TL;DR
Phase C has two tracks. For Application Architecture, reuse relevant application and industry reference models. For Data Architecture, focus on data management, data migration, data governance, and conceptual/logical/physical data models.
Practical flow
flowchart TD C["Phase C: Information Systems Architectures"] C --> APP["Application Architecture approach"] C --> DATA["Data Architecture approach"] APP --> APP1["Use relevant application models"] APP --> APP2["Use industry business and application models"] APP --> APP3["Consider III-RM where integration matters"] DATA --> D1["Data management"] DATA --> D2["Data migration"] DATA --> D3["Data governance"] DATA --> D4["Conceptual, logical, and physical data models"] APP3 --> TARGET["Target Information Systems Architectures"] D4 --> TARGET
Application Architecture approach
TOGAF gives less detailed guidance for developing the target Application Architecture than it gives for Data Architecture.
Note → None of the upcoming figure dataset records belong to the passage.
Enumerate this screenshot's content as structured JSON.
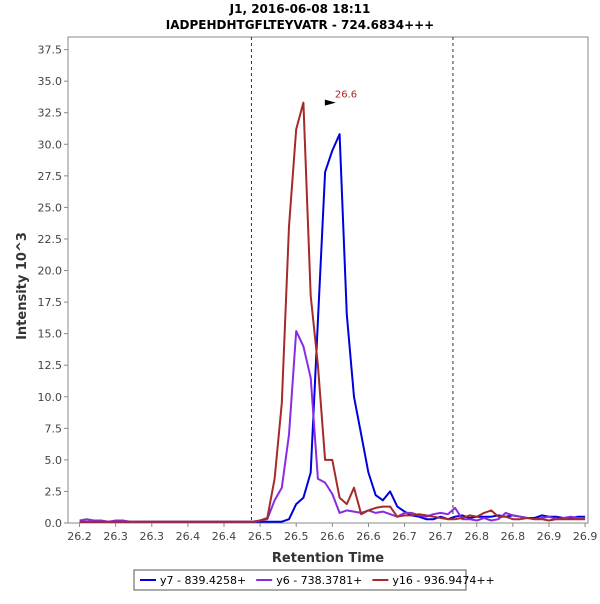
{
  "chart_data": {
    "type": "line",
    "title": "J1, 2016-06-08 18:11",
    "subtitle": "IADPEHDHTGFLTEYVATR - 724.6834+++",
    "xlabel": "Retention Time",
    "ylabel": "Intensity 10^3",
    "xlim": [
      26.224,
      26.944
    ],
    "ylim": [
      0,
      38.5
    ],
    "x_tick_values": [
      26.24,
      26.29,
      26.34,
      26.39,
      26.44,
      26.49,
      26.54,
      26.59,
      26.64,
      26.69,
      26.74,
      26.79,
      26.84,
      26.89,
      26.94
    ],
    "x_tick_labels": [
      "26.2",
      "26.3",
      "26.3",
      "26.4",
      "26.4",
      "26.5",
      "26.5",
      "26.6",
      "26.6",
      "26.7",
      "26.7",
      "26.8",
      "26.8",
      "26.9",
      "26.9"
    ],
    "y_ticks": [
      0,
      2.5,
      5,
      7.5,
      10,
      12.5,
      15,
      17.5,
      20,
      22.5,
      25,
      27.5,
      30,
      32.5,
      35,
      37.5
    ],
    "y_tick_labels": [
      "0.0",
      "2.5",
      "5.0",
      "7.5",
      "10.0",
      "12.5",
      "15.0",
      "17.5",
      "20.0",
      "22.5",
      "25.0",
      "27.5",
      "30.0",
      "32.5",
      "35.0",
      "37.5"
    ],
    "boundaries": [
      26.478,
      26.757
    ],
    "peak_annotation": {
      "x": 26.599,
      "y": 33.3,
      "label": "26.6",
      "color": "#a52a2a"
    },
    "x": [
      26.24,
      26.25,
      26.26,
      26.27,
      26.28,
      26.29,
      26.3,
      26.31,
      26.32,
      26.33,
      26.34,
      26.35,
      26.36,
      26.37,
      26.38,
      26.39,
      26.4,
      26.41,
      26.42,
      26.43,
      26.44,
      26.45,
      26.46,
      26.47,
      26.48,
      26.49,
      26.5,
      26.51,
      26.52,
      26.53,
      26.54,
      26.55,
      26.56,
      26.57,
      26.58,
      26.59,
      26.6,
      26.61,
      26.62,
      26.63,
      26.64,
      26.65,
      26.66,
      26.67,
      26.68,
      26.69,
      26.7,
      26.71,
      26.72,
      26.73,
      26.74,
      26.75,
      26.76,
      26.77,
      26.78,
      26.79,
      26.8,
      26.81,
      26.82,
      26.83,
      26.84,
      26.85,
      26.86,
      26.87,
      26.88,
      26.89,
      26.9,
      26.91,
      26.92,
      26.93,
      26.94
    ],
    "series": [
      {
        "name": "y7 - 839.4258+",
        "color": "#0000dd",
        "values": [
          0.1,
          0.1,
          0.1,
          0.1,
          0.1,
          0.1,
          0.1,
          0.1,
          0.1,
          0.1,
          0.1,
          0.1,
          0.1,
          0.1,
          0.1,
          0.1,
          0.1,
          0.1,
          0.1,
          0.1,
          0.1,
          0.1,
          0.1,
          0.1,
          0.1,
          0.1,
          0.1,
          0.1,
          0.1,
          0.3,
          1.5,
          2.0,
          4.0,
          16.0,
          27.8,
          29.5,
          30.8,
          16.5,
          10.0,
          7.0,
          4.0,
          2.2,
          1.8,
          2.5,
          1.3,
          0.9,
          0.6,
          0.5,
          0.3,
          0.3,
          0.5,
          0.3,
          0.5,
          0.6,
          0.4,
          0.5,
          0.5,
          0.5,
          0.6,
          0.5,
          0.6,
          0.5,
          0.4,
          0.4,
          0.6,
          0.5,
          0.5,
          0.4,
          0.4,
          0.5,
          0.5
        ]
      },
      {
        "name": "y6 - 738.3781+",
        "color": "#8a2be2",
        "values": [
          0.2,
          0.3,
          0.2,
          0.2,
          0.1,
          0.2,
          0.2,
          0.1,
          0.1,
          0.1,
          0.1,
          0.1,
          0.1,
          0.1,
          0.1,
          0.1,
          0.1,
          0.1,
          0.1,
          0.1,
          0.1,
          0.1,
          0.1,
          0.1,
          0.1,
          0.2,
          0.3,
          1.8,
          2.8,
          7.0,
          15.2,
          14.0,
          11.5,
          3.5,
          3.2,
          2.3,
          0.8,
          1.0,
          0.9,
          0.8,
          1.0,
          0.8,
          0.9,
          0.7,
          0.5,
          0.8,
          0.8,
          0.6,
          0.5,
          0.7,
          0.8,
          0.7,
          1.2,
          0.3,
          0.3,
          0.2,
          0.4,
          0.2,
          0.3,
          0.8,
          0.6,
          0.5,
          0.4,
          0.3,
          0.4,
          0.5,
          0.3,
          0.4,
          0.5,
          0.4,
          0.4
        ]
      },
      {
        "name": "y16 - 936.9474++",
        "color": "#a52a2a",
        "values": [
          0.1,
          0.1,
          0.1,
          0.1,
          0.1,
          0.1,
          0.1,
          0.1,
          0.1,
          0.1,
          0.1,
          0.1,
          0.1,
          0.1,
          0.1,
          0.1,
          0.1,
          0.1,
          0.1,
          0.1,
          0.1,
          0.1,
          0.1,
          0.1,
          0.1,
          0.2,
          0.4,
          3.5,
          9.5,
          23.5,
          31.2,
          33.3,
          18.0,
          12.5,
          5.0,
          5.0,
          2.0,
          1.5,
          2.8,
          0.7,
          1.0,
          1.2,
          1.3,
          1.3,
          0.5,
          0.6,
          0.6,
          0.7,
          0.6,
          0.5,
          0.4,
          0.3,
          0.3,
          0.4,
          0.6,
          0.5,
          0.8,
          1.0,
          0.5,
          0.5,
          0.3,
          0.3,
          0.4,
          0.3,
          0.3,
          0.2,
          0.3,
          0.3,
          0.3,
          0.3,
          0.3
        ]
      }
    ],
    "legend_position": "bottom-center"
  }
}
The practical advice is to reuse models instead of starting from a blank page.
Useful sources include:
- application models for common high-level business functions, such as e-commerce or supply chain management
- generic business models and related application models for the organization’s industry sector
- industry-specific application models from sources such as The Open Group, Object Management Group (OMG), and TM Forum
- III-RM from The Open Group, where integrated information infrastructure is a major concern
III-RM means Integrated Information Infrastructure Reference Model. It focuses on the application-level components and services needed to provide integrated information infrastructure.
For representation techniques, see Application Architecture Artifacts.
Data Architecture approach
Good use of data can become a competitive advantage. Phase C should therefore define a solid Data Architecture, not just a list of databases.
Three areas matter especially:
| Area | What to focus on |
|---|---|
| Data management | Define which application components act as master data sources. Understand how data entities are used by business capabilities, business functions, processes, business services, and application services. Understand where enterprise data entities are created, stored, transported, and reported. |
| Data migration | Identify migration requirements. Note where data transformation, weeding, and cleansing are needed. Establish common enterprise data definitions to support transformation and migration. |
| Data governance | Ensure that the enterprise has the structures, management systems, and people needed to manage data through the transformation. |
For representation techniques, see Data Architecture Artifacts.
Data model levels
Use conceptual, logical, and physical data models to define the structure of the Data Architecture.
| Model level | Metamodel entity | What it is used for |
|---|---|---|
| Conceptual data model | Data Entity | Helps IT developers understand the business concepts they are dealing with |
| Logical data model | Logical Data Entity | Defines requirements for data stored in applications, moved between applications, or presented at application interfaces |
| Physical data model | Physical Data Entity | Describes data models that have been implemented |
The three levels keep business meaning, logical design, and physical implementation separate.
Forms of data to handle
Data Architecture should consider different forms of data:
| Form | Meaning |
|---|---|
| Data at rest | Stored data |
| Data in motion | Data moving through transactions, services, or APIs |
| Data in use | Data at the boundary of an application, such as data displayed in a graphical user interface |
| Open data | Data the organization provides for public use |
This helps avoid a narrow view of data architecture that only covers stored databases.
Exam note
- Phase C includes both Data Architecture and Application Architecture.
- Application Architecture often relies on reusable application models and industry reference models.
- III-RM is the Integrated Information Infrastructure Reference Model.
- Data Architecture should address data management, data migration, and data governance.
- Data models can be conceptual, logical, or physical.
- Data Architecture should cover data at rest, data in motion, data in use, and open data.